Ramsay’s purpose has long been to remind digital humanists that our tools actually enable traditional “interpretations inspired by pattern,” to move “the hermeneutical justification of [text analysis] away from the denotative realm of science and toward the more broadly rhetorical and exegetical practices of the humanities.”

Rhetorical and exegetical — that is to say, digital text analyses enable us to make interpretive arguments. We don’t dig into data merely to recover and display it without sifting it through our interpretive sieve. We need “to recover the rhetorical posture of inventio,” as Ramsay wrote elsewhere, “and to place subjective engagement at the center of digital humanities.”

In the sciences that subjectivity or sifting is sometimes called ‘fudging’ — or certainly, there’s a standard perception that the scientist who filters her data is untrustworthy. But surely (I say this as a non-scientist observer) scientific arguments aren’t passive observations of natural phenomena.

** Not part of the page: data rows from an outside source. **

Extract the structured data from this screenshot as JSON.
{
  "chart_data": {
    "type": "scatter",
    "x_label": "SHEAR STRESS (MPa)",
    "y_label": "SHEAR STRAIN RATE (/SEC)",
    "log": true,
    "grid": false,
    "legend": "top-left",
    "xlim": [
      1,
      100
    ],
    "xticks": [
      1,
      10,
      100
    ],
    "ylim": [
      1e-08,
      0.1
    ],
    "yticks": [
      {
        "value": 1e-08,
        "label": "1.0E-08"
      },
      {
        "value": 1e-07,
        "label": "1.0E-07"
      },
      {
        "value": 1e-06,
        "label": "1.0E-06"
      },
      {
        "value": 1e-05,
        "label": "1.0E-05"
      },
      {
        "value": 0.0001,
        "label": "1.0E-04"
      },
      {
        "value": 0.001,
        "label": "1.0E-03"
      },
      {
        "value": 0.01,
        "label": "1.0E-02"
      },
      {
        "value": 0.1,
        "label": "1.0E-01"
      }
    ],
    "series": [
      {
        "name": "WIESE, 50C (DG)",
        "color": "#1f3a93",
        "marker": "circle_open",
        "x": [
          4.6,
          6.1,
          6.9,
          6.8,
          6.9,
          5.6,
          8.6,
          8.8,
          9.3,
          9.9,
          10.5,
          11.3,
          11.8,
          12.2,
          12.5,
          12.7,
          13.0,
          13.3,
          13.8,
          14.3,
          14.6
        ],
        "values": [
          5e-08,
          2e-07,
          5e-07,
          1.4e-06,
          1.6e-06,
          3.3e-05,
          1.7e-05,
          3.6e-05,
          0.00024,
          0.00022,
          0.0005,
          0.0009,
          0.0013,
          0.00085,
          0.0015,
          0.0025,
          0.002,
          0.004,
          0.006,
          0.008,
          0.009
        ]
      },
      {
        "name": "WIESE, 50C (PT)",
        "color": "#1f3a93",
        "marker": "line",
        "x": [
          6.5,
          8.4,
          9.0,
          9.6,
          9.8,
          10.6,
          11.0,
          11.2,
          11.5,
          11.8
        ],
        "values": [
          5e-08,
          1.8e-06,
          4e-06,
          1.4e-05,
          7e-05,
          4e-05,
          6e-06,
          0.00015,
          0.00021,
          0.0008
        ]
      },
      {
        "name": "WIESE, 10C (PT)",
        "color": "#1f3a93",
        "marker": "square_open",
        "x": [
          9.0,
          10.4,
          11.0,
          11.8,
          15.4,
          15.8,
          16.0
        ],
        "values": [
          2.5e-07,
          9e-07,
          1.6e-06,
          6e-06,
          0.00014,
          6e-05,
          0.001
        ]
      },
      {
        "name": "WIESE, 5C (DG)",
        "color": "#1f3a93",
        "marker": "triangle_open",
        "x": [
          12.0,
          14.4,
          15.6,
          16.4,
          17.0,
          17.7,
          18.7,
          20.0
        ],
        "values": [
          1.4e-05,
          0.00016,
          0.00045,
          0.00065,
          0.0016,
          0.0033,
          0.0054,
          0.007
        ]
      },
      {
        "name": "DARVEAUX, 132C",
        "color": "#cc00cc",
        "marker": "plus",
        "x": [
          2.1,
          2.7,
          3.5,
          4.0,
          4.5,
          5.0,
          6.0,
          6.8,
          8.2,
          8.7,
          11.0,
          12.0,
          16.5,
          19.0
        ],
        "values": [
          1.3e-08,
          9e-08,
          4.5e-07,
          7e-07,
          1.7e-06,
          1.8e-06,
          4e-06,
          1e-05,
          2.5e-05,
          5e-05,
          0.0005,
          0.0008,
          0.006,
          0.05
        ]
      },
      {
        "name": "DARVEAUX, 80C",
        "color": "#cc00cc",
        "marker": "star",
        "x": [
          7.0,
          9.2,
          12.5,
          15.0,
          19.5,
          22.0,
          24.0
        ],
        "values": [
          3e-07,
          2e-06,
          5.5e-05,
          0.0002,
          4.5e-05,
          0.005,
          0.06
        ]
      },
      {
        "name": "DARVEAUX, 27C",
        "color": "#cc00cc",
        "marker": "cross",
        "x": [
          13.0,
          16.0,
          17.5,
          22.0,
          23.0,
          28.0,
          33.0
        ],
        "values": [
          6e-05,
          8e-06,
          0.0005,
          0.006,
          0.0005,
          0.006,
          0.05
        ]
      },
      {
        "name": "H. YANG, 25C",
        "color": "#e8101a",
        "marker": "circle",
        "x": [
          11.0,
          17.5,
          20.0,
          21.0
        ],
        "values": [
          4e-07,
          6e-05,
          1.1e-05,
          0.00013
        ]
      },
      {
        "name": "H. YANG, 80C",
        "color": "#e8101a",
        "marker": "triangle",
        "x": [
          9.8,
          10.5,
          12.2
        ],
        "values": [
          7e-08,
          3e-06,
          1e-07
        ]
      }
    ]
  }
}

Similarly, the humanist reading computer-generated statistics about patterns in the texts s/he studies ought to make judgements about them, to sift and test them further. I would not make an argument that counters the data — but I would ask questions about how it was gathered (tags, processing algorithms); which text(s) and edition(s) it gathered them from; and whether it shows us something that’s both novel and reliable.